Он шагнул ближе, придвинулся ко мне, и меж моих ног, казалось, зажглась искра. Мои руки нырнули вниз, стремясь коснуться напрягшегося члена, прижатого к моему животу; но Рейес вдруг замер.
Так стремительно, что у меня закружилась голова, он прервал поцелуй и повернулся. В мгновение ока на нем оказался плащ — точно туман, окутавший нас обоих, — и я услышала звон ожившего металла: Рейес вынимал меч. Из его груди вырвалось зловещее рычание, глухое, низкое, и я моргнула, приходя в себя. Меня охватила такая слабость, что я с трудом держалась на ногах. Неужели в комнате, кроме нас, был кто-то еще? Или что-то?
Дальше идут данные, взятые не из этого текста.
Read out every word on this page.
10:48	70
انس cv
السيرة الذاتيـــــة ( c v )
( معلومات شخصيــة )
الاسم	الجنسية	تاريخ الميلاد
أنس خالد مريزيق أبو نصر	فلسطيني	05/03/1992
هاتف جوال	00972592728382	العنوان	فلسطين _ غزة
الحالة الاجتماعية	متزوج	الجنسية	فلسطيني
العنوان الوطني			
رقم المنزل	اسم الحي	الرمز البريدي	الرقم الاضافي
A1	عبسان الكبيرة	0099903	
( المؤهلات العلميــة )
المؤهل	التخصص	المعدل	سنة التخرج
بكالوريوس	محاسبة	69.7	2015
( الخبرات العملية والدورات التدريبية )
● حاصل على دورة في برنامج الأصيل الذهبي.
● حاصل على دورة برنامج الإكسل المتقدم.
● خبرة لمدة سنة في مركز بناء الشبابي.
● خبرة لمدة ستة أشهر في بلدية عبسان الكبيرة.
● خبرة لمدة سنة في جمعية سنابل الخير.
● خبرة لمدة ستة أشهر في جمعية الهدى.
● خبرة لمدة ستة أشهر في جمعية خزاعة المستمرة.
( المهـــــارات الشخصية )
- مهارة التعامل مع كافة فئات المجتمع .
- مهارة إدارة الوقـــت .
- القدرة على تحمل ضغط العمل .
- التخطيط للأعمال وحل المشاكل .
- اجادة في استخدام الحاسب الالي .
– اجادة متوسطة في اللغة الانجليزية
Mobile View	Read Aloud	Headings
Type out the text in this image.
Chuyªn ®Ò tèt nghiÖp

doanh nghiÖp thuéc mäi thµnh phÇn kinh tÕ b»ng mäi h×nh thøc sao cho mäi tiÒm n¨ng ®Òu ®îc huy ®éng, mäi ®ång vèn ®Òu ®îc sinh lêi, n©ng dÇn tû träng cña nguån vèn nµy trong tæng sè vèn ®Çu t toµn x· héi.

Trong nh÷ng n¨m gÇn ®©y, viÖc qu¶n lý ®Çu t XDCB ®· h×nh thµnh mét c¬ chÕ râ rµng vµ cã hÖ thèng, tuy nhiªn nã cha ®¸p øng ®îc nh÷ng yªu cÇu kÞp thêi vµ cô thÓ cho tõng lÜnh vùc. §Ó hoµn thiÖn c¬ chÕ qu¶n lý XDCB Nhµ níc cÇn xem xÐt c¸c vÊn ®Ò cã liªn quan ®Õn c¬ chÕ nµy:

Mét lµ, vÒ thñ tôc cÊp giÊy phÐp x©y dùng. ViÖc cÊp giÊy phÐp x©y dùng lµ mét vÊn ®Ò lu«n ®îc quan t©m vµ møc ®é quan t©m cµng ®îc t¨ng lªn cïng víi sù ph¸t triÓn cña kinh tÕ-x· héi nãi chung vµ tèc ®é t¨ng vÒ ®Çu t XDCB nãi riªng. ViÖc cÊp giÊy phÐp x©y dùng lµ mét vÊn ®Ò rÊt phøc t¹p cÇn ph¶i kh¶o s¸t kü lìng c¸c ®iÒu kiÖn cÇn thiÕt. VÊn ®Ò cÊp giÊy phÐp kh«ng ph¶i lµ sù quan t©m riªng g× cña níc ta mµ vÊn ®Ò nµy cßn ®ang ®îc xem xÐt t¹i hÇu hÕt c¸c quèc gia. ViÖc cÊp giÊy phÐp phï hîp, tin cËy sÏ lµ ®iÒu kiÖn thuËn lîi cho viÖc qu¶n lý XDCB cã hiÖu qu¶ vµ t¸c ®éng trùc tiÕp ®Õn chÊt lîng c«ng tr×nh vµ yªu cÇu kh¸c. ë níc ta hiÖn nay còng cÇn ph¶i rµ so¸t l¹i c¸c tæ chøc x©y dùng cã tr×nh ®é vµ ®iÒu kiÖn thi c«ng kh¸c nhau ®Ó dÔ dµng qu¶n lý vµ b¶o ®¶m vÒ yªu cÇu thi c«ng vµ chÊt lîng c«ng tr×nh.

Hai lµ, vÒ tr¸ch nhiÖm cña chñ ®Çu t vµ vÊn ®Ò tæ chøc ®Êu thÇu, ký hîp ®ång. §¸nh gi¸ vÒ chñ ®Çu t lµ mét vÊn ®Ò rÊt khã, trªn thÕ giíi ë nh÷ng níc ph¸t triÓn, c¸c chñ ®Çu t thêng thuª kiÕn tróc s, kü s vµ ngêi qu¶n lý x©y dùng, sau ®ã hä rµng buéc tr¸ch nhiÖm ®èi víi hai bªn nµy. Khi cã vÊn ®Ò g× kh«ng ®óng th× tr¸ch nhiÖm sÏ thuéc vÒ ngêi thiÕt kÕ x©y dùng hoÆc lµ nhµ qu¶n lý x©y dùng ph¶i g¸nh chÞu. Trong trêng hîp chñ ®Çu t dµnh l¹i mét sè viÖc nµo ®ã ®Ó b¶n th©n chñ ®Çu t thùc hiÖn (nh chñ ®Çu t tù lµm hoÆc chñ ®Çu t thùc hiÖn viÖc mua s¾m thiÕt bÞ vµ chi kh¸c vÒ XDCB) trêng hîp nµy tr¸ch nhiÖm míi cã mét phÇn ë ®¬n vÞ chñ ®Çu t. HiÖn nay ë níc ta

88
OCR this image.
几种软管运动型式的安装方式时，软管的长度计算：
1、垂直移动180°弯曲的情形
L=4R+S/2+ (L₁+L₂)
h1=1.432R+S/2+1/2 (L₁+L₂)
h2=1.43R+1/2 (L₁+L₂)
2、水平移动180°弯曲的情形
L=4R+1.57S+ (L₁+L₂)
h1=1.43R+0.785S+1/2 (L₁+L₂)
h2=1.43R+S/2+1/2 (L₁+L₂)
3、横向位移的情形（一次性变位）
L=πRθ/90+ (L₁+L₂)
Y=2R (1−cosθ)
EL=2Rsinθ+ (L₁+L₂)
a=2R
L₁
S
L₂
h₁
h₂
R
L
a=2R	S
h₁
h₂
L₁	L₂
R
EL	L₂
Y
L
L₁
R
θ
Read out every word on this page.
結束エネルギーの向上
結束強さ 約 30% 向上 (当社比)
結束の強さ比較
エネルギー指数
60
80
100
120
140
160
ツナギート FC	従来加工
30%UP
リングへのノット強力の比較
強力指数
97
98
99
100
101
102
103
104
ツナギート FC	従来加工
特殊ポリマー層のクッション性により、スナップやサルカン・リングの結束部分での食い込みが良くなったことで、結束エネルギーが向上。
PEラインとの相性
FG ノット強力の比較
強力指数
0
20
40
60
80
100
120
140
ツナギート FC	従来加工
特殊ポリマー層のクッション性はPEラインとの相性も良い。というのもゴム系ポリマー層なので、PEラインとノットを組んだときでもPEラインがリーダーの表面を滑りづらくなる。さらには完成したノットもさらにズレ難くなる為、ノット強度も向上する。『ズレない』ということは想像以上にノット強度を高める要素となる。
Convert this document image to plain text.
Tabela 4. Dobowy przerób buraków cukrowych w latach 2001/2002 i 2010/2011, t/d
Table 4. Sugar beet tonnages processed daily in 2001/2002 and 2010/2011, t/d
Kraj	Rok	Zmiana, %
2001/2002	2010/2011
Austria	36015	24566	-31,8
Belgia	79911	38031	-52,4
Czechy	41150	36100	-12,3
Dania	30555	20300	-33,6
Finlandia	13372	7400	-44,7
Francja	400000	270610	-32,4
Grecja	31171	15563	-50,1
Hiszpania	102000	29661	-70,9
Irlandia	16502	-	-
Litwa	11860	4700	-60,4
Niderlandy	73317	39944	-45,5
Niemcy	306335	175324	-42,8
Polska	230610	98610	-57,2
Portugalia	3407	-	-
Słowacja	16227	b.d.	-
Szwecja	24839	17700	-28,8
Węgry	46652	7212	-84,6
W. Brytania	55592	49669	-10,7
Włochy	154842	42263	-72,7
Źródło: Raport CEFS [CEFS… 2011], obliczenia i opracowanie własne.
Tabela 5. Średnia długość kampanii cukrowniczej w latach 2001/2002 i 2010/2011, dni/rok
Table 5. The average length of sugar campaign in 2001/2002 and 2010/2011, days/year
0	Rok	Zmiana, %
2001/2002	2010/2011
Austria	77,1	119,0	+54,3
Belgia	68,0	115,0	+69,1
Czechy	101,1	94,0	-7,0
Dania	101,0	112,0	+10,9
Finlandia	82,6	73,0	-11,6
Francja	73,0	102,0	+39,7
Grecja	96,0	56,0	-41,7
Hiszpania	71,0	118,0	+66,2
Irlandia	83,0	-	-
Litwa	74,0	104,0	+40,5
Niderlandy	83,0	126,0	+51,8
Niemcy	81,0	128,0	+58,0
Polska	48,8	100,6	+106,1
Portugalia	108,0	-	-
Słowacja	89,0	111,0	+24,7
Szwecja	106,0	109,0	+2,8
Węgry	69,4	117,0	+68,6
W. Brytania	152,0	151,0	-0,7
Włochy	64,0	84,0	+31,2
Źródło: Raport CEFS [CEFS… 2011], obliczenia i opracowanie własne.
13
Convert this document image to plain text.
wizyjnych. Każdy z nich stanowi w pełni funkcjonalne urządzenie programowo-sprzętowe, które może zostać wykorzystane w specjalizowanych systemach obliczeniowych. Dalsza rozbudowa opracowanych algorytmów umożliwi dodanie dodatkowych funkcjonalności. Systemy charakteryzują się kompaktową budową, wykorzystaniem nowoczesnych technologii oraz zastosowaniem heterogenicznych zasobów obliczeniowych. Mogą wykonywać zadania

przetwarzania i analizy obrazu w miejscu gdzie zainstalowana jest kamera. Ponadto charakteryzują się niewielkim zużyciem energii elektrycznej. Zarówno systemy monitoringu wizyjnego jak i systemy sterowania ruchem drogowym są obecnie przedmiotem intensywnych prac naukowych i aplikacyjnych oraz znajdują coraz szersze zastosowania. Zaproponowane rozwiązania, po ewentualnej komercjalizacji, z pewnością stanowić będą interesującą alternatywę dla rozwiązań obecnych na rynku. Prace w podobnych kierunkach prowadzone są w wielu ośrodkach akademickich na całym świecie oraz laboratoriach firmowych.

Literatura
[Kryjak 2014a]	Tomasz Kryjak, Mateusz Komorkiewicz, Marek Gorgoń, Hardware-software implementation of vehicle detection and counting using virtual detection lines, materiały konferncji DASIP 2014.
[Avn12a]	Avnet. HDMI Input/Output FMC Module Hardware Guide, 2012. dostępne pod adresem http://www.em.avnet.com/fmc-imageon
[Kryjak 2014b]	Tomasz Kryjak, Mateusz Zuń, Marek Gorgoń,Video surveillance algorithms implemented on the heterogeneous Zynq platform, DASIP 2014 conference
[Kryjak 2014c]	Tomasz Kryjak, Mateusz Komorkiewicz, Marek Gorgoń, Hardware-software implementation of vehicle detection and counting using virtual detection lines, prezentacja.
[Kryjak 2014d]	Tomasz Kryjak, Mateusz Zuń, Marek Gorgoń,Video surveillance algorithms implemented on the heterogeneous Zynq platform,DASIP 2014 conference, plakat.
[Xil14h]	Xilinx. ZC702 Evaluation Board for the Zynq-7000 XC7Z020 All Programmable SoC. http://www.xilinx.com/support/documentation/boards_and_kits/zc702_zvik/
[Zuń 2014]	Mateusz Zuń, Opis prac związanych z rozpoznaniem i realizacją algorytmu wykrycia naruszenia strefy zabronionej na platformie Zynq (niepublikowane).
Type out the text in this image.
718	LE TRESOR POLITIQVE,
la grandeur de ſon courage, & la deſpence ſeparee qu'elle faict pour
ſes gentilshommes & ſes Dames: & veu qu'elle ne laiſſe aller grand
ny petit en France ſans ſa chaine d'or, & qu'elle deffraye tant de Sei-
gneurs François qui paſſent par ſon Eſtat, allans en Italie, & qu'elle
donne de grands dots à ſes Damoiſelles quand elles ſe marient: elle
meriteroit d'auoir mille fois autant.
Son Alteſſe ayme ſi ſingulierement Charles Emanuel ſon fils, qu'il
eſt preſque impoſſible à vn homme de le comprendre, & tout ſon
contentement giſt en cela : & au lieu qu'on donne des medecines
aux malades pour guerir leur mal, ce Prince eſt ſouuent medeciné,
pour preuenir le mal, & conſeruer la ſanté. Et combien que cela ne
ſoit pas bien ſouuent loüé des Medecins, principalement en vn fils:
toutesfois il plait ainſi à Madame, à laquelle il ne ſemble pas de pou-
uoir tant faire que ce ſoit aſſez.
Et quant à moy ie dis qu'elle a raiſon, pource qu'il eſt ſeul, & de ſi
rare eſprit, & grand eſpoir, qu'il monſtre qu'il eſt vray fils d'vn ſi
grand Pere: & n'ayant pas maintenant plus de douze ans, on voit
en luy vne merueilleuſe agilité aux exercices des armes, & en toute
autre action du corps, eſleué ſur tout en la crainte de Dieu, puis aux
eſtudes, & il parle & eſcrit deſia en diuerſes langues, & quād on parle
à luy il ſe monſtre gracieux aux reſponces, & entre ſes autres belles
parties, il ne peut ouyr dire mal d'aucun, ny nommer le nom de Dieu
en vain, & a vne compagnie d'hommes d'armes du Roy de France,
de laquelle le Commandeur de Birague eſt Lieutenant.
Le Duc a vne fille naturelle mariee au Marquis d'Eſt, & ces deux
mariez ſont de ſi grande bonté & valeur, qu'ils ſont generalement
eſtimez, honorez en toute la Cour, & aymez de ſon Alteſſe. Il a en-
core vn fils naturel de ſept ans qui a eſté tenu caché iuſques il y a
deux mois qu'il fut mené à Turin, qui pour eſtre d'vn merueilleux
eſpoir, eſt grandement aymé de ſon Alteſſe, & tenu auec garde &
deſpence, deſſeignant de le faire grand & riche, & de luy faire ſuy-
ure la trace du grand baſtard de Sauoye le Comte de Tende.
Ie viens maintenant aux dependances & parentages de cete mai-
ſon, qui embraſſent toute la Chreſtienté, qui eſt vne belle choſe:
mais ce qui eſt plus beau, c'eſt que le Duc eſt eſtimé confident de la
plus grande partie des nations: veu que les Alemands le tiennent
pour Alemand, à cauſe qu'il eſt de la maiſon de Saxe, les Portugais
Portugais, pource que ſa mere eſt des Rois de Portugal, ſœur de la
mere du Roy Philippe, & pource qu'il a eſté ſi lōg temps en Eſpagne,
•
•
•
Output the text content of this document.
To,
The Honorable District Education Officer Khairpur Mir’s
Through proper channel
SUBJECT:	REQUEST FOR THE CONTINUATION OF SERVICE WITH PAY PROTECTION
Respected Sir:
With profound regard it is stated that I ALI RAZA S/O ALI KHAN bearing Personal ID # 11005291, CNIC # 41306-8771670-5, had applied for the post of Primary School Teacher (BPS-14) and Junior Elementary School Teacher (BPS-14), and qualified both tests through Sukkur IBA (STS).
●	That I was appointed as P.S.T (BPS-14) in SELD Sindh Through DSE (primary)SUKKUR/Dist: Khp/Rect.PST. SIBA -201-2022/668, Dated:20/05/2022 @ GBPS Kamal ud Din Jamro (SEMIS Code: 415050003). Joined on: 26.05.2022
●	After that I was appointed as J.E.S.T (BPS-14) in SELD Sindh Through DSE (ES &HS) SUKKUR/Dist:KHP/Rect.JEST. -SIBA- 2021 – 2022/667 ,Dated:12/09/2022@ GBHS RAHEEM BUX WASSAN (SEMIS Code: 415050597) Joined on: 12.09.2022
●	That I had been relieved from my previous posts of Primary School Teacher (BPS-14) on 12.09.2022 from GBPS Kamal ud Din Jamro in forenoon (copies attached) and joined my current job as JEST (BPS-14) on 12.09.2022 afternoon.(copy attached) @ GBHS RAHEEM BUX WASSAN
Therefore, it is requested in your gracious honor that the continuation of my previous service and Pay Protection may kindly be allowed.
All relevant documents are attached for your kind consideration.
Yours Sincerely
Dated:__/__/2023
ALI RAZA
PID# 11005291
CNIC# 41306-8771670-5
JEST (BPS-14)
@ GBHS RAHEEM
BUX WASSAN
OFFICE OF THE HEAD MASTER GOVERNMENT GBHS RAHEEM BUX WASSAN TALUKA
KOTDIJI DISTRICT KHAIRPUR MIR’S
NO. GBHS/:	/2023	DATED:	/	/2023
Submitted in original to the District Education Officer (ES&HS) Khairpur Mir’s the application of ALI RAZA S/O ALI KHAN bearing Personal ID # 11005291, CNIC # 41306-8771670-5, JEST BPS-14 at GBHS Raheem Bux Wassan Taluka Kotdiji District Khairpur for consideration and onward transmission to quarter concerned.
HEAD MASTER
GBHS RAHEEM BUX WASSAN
Я не видела, что скрывалось за широкими плечами Рейеса, но чувствовала, как от напряжения твердеет каждый мускул его тела. Что бы ни приближалось к нам, оно было реальным и очень опасным.
Наконец Рейес снова повернулся ко мне, свободной рукой обнял за талию и притянул к себе, пытаясь встретиться со мной взглядом; в его темно-карих глазах блеснула мольба.
— Если я очнусь, — прерывающимся от боли шепотом сказал он, — они меня найдут.
— Что? Кто? — спросила я, и тревога сжала мне сердце.
— Если они найдут меня, — продолжал Рейес, не отрывая взгляда от моего лица, — то найдут и тебя.
С этими словами он исчез.
Несколько мгновений спустя я рухнула на пол.